Caso o incômodo persista, o juiz pode determinar indenização por danos morais, com valor mínimo de 50 salários mínimos (R$ 55.000 em 2026) para casos graves, como festas semanais até as 3h da manhã. Em 2024, um morador de São Paulo recebeu R$ 82.000 em indenização após 17 ocorrências em 3 meses.
O juiz também pode decretar medida cautelar proibindo o vizinho de promover festas ou emitir ruídos acima do permitido, sob pena de prisão em caso de descumprimento — não é exagero: em 2025, o TJ-SP confirmou prisão civil por descumprimento de medida cautelar de sossego em 3 casos distintos.
Reforma condominial: novas regras em 2026
A partir de janeiro de 2026, todas as convenções condominiais devem incluir cláusula específica sobre horários de silêncio e normas de ruído, sob pena de nulidade parcial. O novo Parágrafo 4º do artigo 1.336 do Código Civil determina que a convenção deve estabelecer:
• Horários exatos de silêncio obrigatório (mínimo: 22h-7h e 12h-14h) • Proibição de reformas em dias úteis após as 18h e fins de semana após as 13h • Regras para uso de aparelhos de som, máquinas de construção e animais domésticos
O presidente da Confederação Nacional dos Moradores, João Silva, alerta: “A reforma do Código Civil em 2025 deu mais força aos síndicos. Hoje, eles podem multar independentemente de assembleia, desde que a convenção já preveja o valor da multa. Se sua convenção estiver desatualizada, corra para revisá-la”.
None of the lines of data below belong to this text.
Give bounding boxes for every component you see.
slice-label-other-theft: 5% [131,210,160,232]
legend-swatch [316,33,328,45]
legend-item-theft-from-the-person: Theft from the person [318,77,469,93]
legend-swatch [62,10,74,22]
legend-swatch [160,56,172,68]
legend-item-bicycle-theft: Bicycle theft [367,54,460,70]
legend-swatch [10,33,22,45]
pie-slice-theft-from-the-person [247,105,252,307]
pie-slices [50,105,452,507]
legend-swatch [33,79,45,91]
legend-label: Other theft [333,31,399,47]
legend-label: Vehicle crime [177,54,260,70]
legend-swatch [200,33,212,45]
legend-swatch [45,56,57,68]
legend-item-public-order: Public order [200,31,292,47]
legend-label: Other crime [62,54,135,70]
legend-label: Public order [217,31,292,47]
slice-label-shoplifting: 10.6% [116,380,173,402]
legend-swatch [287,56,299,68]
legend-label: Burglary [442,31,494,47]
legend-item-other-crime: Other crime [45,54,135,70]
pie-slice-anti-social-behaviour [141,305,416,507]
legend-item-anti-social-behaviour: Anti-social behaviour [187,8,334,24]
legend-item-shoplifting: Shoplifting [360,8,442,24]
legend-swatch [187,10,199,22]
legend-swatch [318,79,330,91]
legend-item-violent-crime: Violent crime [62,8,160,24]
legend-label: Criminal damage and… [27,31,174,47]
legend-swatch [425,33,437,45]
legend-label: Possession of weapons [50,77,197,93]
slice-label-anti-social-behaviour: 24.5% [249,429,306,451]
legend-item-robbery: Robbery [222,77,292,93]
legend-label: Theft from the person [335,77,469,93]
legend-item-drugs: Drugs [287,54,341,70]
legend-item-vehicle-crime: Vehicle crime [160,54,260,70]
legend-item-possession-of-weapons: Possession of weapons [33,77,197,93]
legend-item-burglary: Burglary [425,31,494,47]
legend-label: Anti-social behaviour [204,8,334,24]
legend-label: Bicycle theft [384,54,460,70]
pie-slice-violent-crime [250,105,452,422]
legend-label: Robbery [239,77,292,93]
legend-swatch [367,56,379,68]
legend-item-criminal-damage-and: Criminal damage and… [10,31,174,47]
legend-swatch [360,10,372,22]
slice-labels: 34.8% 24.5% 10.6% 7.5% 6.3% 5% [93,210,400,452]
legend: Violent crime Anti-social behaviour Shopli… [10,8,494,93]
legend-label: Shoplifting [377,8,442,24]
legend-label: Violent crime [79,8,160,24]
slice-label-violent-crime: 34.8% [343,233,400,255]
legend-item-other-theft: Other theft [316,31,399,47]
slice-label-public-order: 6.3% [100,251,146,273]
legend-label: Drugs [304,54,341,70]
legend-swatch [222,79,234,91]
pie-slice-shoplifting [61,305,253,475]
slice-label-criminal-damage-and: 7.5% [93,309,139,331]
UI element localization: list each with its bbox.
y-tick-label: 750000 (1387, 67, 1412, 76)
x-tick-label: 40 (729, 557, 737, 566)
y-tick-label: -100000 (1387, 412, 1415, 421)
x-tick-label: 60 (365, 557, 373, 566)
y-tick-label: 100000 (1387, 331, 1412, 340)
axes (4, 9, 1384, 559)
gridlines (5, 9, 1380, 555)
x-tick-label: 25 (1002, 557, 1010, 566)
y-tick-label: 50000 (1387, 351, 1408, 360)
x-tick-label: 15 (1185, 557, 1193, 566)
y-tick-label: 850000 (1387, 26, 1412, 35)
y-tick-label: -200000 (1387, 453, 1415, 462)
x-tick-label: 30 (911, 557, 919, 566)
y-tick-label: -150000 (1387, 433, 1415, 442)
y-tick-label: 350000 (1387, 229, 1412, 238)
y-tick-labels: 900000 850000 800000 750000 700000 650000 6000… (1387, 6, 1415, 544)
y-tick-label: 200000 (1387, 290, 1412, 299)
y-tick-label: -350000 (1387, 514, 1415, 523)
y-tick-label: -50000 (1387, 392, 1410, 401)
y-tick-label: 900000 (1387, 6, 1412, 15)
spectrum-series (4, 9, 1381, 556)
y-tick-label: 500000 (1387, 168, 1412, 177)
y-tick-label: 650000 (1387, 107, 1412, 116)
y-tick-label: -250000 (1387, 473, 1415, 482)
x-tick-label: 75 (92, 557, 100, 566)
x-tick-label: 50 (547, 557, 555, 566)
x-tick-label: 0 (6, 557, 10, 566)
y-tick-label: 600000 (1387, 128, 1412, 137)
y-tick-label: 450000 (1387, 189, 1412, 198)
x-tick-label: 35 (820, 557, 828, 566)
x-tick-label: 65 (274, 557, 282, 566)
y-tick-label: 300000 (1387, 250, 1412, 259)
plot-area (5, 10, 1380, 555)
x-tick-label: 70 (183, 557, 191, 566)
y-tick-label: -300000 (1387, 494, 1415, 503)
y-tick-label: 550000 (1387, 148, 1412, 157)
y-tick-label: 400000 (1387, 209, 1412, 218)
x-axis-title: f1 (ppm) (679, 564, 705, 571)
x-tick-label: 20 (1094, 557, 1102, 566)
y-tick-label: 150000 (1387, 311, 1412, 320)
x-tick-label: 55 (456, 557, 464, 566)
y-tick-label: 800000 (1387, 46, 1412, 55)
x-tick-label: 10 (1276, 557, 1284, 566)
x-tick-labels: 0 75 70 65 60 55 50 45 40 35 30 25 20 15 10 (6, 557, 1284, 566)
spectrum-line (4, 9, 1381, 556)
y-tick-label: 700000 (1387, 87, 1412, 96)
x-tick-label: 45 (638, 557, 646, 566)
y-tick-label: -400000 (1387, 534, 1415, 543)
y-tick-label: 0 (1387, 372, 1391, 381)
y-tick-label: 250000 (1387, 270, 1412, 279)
Quando o barulho vem da rua ou estabelecimento comercial?
Se o incômodo vem de bares, restaurantes ou ruas adjacentes, o responsável é o município. A Lei de Responsabilidade Ambiental (Lei nº 9.605/1998) permite cobrar do poder público a fiscalização do ruído urbano. Em 2025, o TJ-MG condenou Belo Horizonte a pagar R$ 200.000 a um grupo de moradores por não fiscalizar bares da região central.
Nesses casos, o cidadão deve registrar reclamação formal na Secretaria Municipal de Meio Ambiente ou na Ouvidoria Ambiental. Se a prefeitura não agir em 30 dias, cabem ações civis públicas promovidas pelo Ministério Público ou pelo próprio morador, com auxírio de advogado.
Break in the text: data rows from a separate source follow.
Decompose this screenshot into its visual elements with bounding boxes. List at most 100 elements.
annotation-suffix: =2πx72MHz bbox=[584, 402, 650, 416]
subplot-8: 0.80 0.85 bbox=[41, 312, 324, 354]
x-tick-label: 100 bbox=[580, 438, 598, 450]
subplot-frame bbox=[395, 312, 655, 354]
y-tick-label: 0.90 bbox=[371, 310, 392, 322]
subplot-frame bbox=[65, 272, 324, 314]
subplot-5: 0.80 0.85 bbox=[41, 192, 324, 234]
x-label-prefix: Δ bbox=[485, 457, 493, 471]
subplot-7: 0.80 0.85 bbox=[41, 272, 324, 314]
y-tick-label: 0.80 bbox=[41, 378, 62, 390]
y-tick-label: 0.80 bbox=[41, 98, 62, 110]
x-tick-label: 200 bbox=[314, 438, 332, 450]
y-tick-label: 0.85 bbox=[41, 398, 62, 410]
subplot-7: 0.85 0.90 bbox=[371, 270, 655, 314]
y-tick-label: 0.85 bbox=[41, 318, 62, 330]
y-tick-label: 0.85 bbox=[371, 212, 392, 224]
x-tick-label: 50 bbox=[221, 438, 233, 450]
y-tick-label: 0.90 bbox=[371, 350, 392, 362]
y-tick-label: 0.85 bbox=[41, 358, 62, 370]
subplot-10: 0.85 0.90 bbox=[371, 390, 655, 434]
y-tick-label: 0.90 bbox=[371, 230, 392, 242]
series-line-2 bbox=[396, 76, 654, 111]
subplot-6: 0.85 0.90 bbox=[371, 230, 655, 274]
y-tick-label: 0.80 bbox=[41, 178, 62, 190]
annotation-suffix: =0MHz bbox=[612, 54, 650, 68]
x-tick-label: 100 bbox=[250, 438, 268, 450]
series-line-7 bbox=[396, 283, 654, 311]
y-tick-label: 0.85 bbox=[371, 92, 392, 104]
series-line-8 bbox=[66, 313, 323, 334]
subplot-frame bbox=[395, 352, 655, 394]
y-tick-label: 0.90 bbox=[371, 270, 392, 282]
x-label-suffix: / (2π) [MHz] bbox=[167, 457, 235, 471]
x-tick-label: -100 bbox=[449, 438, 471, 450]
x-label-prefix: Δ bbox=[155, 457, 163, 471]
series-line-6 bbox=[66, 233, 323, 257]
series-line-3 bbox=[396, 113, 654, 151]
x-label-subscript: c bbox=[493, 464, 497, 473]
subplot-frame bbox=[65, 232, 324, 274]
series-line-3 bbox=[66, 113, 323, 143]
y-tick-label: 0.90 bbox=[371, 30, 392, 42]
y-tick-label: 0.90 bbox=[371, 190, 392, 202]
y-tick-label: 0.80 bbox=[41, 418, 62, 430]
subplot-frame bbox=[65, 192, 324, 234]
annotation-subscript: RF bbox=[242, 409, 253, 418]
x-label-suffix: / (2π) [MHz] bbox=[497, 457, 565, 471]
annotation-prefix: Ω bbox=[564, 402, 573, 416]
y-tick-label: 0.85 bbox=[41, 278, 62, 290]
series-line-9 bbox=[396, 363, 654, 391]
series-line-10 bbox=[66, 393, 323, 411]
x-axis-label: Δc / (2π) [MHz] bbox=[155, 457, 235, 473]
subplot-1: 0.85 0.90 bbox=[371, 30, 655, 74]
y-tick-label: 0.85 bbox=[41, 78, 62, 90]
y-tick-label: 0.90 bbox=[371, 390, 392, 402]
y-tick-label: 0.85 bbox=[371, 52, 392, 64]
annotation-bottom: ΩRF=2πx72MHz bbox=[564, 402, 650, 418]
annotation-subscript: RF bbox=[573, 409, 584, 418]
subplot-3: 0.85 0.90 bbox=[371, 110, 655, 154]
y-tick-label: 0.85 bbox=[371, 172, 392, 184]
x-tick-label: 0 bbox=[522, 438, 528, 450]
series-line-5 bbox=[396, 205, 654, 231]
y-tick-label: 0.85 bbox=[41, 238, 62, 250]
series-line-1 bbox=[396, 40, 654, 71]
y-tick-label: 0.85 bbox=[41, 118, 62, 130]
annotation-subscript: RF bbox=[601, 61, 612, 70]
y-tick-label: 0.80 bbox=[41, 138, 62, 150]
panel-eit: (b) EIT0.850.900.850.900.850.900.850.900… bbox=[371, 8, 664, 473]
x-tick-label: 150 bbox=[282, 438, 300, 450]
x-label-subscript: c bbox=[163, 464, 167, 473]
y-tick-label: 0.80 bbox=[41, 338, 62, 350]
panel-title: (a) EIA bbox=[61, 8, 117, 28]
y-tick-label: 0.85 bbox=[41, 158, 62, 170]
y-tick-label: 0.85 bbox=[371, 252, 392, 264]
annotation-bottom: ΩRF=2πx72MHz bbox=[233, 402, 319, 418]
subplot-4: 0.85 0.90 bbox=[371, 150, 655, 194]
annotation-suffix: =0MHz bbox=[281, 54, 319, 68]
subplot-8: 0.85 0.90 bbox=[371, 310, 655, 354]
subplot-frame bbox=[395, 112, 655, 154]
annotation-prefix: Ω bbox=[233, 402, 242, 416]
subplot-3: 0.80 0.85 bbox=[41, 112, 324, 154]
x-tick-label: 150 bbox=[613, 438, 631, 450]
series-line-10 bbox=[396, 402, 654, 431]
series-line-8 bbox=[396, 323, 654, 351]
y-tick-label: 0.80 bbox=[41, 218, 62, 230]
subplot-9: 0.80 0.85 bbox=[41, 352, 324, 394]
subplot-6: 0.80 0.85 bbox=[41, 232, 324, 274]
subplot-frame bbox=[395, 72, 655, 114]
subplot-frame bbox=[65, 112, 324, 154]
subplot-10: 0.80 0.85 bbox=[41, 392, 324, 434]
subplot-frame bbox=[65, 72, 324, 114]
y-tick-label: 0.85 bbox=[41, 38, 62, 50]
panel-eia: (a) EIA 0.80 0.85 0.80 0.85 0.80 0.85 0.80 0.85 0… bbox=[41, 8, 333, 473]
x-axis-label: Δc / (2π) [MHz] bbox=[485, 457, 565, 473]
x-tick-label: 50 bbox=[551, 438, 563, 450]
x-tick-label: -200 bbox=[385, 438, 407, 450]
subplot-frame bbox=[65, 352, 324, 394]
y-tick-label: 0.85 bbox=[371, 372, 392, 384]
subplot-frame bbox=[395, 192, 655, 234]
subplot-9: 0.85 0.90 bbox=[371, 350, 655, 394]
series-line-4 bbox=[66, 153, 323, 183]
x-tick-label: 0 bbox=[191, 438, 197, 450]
O advogado ambientalista Mariana Tavares afirma: “O direito ao sossego não é luxo. É direito fundamental. Quando o poder público omite, ele viola a Constituição. Temos jurisprudência clara: o ruído urbano é uma questão de saúde pública”.
Direitos reais: o que você pode exigir judicialmente
Ao ajuizar uma ação de perturbação do sossego, o autor pode requerer:
- Indenização por danos morais — valor variável conforme gravidade e tempo
- Interdição de eventos — proibição de festas ou uso de equipamentos sonoros
- Rescisão de contrato de locação — se o inquilino for o causador, o proprietário pode resolver o contrato com indenização
- Retirada de aparelhos — em casos extremos, o juiz pode determinar a remoção de caixas de som ou sistema de som fixo
O prazo para ajuizamento da ação é de 3 anos, contados da última ocorrência, conforme o artigo 206, parágrafo 3º, inciso V da Constituição Federal. Mas é recomendável agir logo: a demora pode ser interpretada como aceitação da situação.
A advogada especialista em direito de vizinhança, Luciana Ribeiro, ressalta: “A justiça brasileira entende hoje que o sossego é parte integrante da dignidade da pessoa humana. Não é exagero cobrar. É exercer um direito”.